Pero la Venus fue alumbrada en la clínica Santa Sofía o en la Metropolitana e inmediatamente trasladada a un moisés más bien desprovisto de piqués y pasacintas en El Cafetal. Ella carece de esa memoria, no siente nostalgia de los salones privados de billar, ni de las tías-abuelas de impecable caligrafía, ni de las senzalas de los Valles del Tuy. La ciudad es una máquina de recordar, eso de alguna manera lo sabe, y en El Cafetal los recuerdos están intactos porque no se levanta sobre los vestigios de un vecindario destruido por la expansión y la modernidad, sino que ha sido construido justamente por tan desprestigiados maestros de obra. No hay aquí aleros, ni patios, ni zaguanes, ni celosías que lamentar, está la calle para re-correrla y, tras las fachadas, un abigarrado mundo privado que trota, menos olímpico que la Venus, para mantenerse en pie.

Mientras, ella continúa tragando manzanas, una tras otra, como una cala dentada de piel y músculos. Es un celaje que conjura el fantasma de la bancarrota y proporciona alguna fe en la rehabilitación del crédito. Cada vez que la veo me pregunto: ¿qué pensará esta criatura mientras corre? Al principio estaba convencida de que su mente la ocupaba una visión. Esta visión: en todos estos apartamentos, ahí arriba, están en este momento, centenares de pocetas llenas hasta el borde de agua arremolinada. Ya que ella encarna el ideal apolíneo, todo ese mundo femenino que brota en El Cafetal por las mañanas (madres llevando a los niños al colegio; señoras dobladas por el peso de las bolsas, muchachas de servicio halándose las falditas ante los gritos que emanan de las camionetas que acarrean obreros; mujeres con monos de trotar y lentes de sol que seguramente ocultan una noche de llanto ininterrumpido…) en fin, esa cotidianidad no distraída por la destrucción de tal o cual esquina tradicional, produciría en la Venus una mezcla de asco y conmiseración.

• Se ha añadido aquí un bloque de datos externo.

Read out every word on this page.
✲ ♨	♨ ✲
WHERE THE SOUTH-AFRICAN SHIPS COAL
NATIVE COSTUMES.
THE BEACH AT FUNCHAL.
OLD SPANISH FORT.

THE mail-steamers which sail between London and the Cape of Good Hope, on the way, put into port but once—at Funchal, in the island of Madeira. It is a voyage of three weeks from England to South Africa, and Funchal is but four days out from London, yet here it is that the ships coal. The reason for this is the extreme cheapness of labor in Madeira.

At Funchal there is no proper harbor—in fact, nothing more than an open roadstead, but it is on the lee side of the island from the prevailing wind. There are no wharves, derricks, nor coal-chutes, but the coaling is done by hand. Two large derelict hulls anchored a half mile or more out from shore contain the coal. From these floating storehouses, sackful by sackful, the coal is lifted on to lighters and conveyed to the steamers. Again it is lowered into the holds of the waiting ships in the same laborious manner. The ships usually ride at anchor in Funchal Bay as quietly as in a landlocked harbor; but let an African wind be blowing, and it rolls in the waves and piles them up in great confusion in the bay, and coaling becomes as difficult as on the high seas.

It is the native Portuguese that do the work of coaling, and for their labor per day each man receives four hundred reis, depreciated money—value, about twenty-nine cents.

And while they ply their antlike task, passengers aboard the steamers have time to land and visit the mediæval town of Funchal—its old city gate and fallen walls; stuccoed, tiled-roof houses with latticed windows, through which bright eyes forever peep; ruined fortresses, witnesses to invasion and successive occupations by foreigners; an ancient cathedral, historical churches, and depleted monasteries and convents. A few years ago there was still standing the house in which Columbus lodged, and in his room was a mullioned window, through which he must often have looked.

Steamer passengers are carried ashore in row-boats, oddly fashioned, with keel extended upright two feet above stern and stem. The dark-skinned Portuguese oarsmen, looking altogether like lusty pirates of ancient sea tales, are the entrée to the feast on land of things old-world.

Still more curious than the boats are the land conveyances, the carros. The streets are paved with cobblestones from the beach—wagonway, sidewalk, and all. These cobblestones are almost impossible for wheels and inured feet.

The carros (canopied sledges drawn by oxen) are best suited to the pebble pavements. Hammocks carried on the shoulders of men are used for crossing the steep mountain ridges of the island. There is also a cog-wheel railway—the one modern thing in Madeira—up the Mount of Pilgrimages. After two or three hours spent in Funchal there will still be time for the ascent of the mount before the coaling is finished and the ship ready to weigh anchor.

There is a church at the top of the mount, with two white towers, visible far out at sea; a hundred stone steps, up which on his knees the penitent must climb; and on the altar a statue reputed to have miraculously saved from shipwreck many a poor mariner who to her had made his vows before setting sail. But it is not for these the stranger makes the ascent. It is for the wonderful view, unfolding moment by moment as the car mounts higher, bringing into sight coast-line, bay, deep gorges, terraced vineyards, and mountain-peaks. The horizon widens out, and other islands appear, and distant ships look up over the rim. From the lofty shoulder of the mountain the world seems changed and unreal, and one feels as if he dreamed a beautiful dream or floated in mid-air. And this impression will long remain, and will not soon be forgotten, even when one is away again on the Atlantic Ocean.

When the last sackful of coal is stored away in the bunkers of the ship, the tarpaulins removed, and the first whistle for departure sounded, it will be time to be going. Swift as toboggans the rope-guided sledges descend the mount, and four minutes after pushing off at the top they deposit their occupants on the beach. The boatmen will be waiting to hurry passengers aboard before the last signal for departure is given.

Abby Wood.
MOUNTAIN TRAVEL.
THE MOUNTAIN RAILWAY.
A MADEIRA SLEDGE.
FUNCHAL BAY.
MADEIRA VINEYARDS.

Ahora creo saber que no es así. La Venus no piensa mientras corre, o piensa poco. Tendrá revelaciones efímeras como comprobar el sorprendente parecido que existe entre esa señora y su dóberman, ambos consecuentes asiduos al ejercicio matinal. Han llegado a mimetizarse hasta tal punto que la Venus y todos nosotros con ella- debe preguntarse cuál de los dos será el primero en perder el juicio y atacarnos a dentelladas -o lo que es peor, si es la señora la que se adelanta, de qué profundidad será el tajo si nos acomete con las puntas de sus espejuelos.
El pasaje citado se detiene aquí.